I went into this movie knowing nothing other than I knew I would need to read subtitles. Was it entertaining? Yes. Did I think much about the movie afterwards? Yes. Even if you don’t like the movie, some of the thought-provoking scenes should make you wonder (or actually think) a little bit. Would I recommend it to others? Yes, assuming you appreciate foreign films and realize that the action isn’t comparable to “Die Hard 37”. Keep in mind that I am not guaranteeing that you will like the movie; nevertheless, it is worth a shot to give this movie a try if you are the least bit curious.
Starring Bradley Cooper, Robert De Niro, and Jennifer Lawrence, Silver Linings Playbook is a story about a man trying move forward with his life following a relatively brief stay in a psychiatric institution. I did not know much about the movie prior to seeing it other than it was nominated for Best Picture in 2013. The entertainment value was quite high; great story with wonderful acting. Hats off to Bradley Cooper’s performance. He has proven to me he can do comedy (The Hangover) as well as drama.

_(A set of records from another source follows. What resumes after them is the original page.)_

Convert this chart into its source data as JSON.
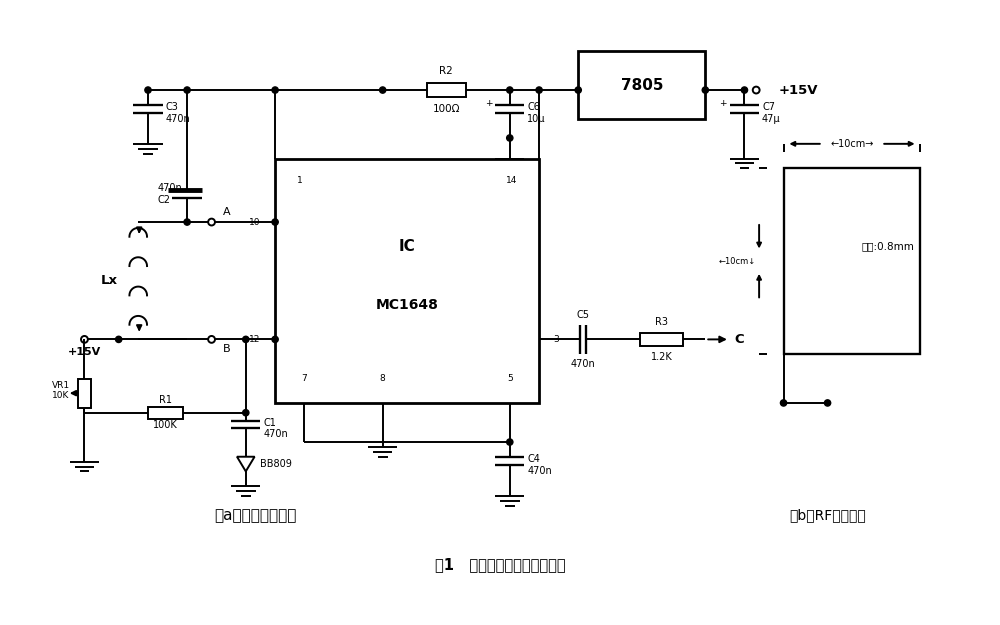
{
  "title": "图1   简单电感测量装置电路图",
  "subtitle_a": "（a）电感测量电路",
  "subtitle_b": "（b）RF标准线圈",
  "linxian": "线径:0.8mm",
  "bg_color": "#ffffff",
  "lc": "#000000",
  "lw": 1.4,
  "fs": 7.5
}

Did I think much about the movie afterwards? No, but not in a bad way. It is a romantic comedy that is dramatic; the comedic nature created a lighter fare than what could have been generated if the angle of the movie’s focus was more serious. It did, however, provoke emotion and thoughts as I watched the movie. Silver Linings Playbook was very well done and I hold it to a much higher regard than at least half of the movies nominated for Best Picture that I have seen to date. Would I recommend it to others? Yes, go see it. Would I see it again? Yes, I probably will.
Written and directed by Quentin Tarantino, Django Unchained is a revenge story about a freed slave who bonds with a bounty hunter and the associated quest to emancipate Django’s wife from a Mississippi plantation. So, was I entertained? Did I think much about this movie afterwards? Would I recommend it to others/see it again?
This movie was very entertaining, offering quite a few funny lines, a lot of wit, and really good acting by Jamie Foxx, Leonardo DiCaprio, Christoph Waltz and, of course, Samuel L. Jackson. Prior to seeing this movie, I heard a lot of “oh, so much bloodshed”, “oh so violent” and the like. Honestly, it is a Quentin Tarantino movie and that is pretty much expected and was, therefore, not distracting, disturbing, or inappropriate, given the story line.
Did I think about this movie afterwards? Yes, but not in a philosophical way although there are some interesting themes from the 1858 setting of the movie that resonate in present day but that is for you to figure out and decide. I felt that it was $12 well spent and kept recalling several scenes that were simply brilliant and/or funny.
Would I recommend it to others? Absolutely, particularly if you have a sense of humor. Would I see it again? Definitely. I actually want to see it again to hear some of the dialogue that I may have missed first time around. Overall, I loved this movie; however, the one downfall (which seems to be a constant factor in most of Tarantino’s movies) is the apparent struggle Quentin has in cramming maybe one too many story lines in a movie. Given the assumed politics of the Oscars, this particular type of movie MUST be spot on in terms of everything to potentially win Best Picture. Django Unchained could have been in legitimate contention for Best Picture IF the story line would have been more effectively condensed without compromising the entertainment and/or message value of the experience. Having said that, what do I know? I am not an Academy voter but this movie is a close second to Argo after seeing four of the nine nominated movies for Best Picture at this time. Will let you know once I see all nine. If you are on the fence about seeing Django Unchained, go see it. I honestly think, at the very least, you will be entertained.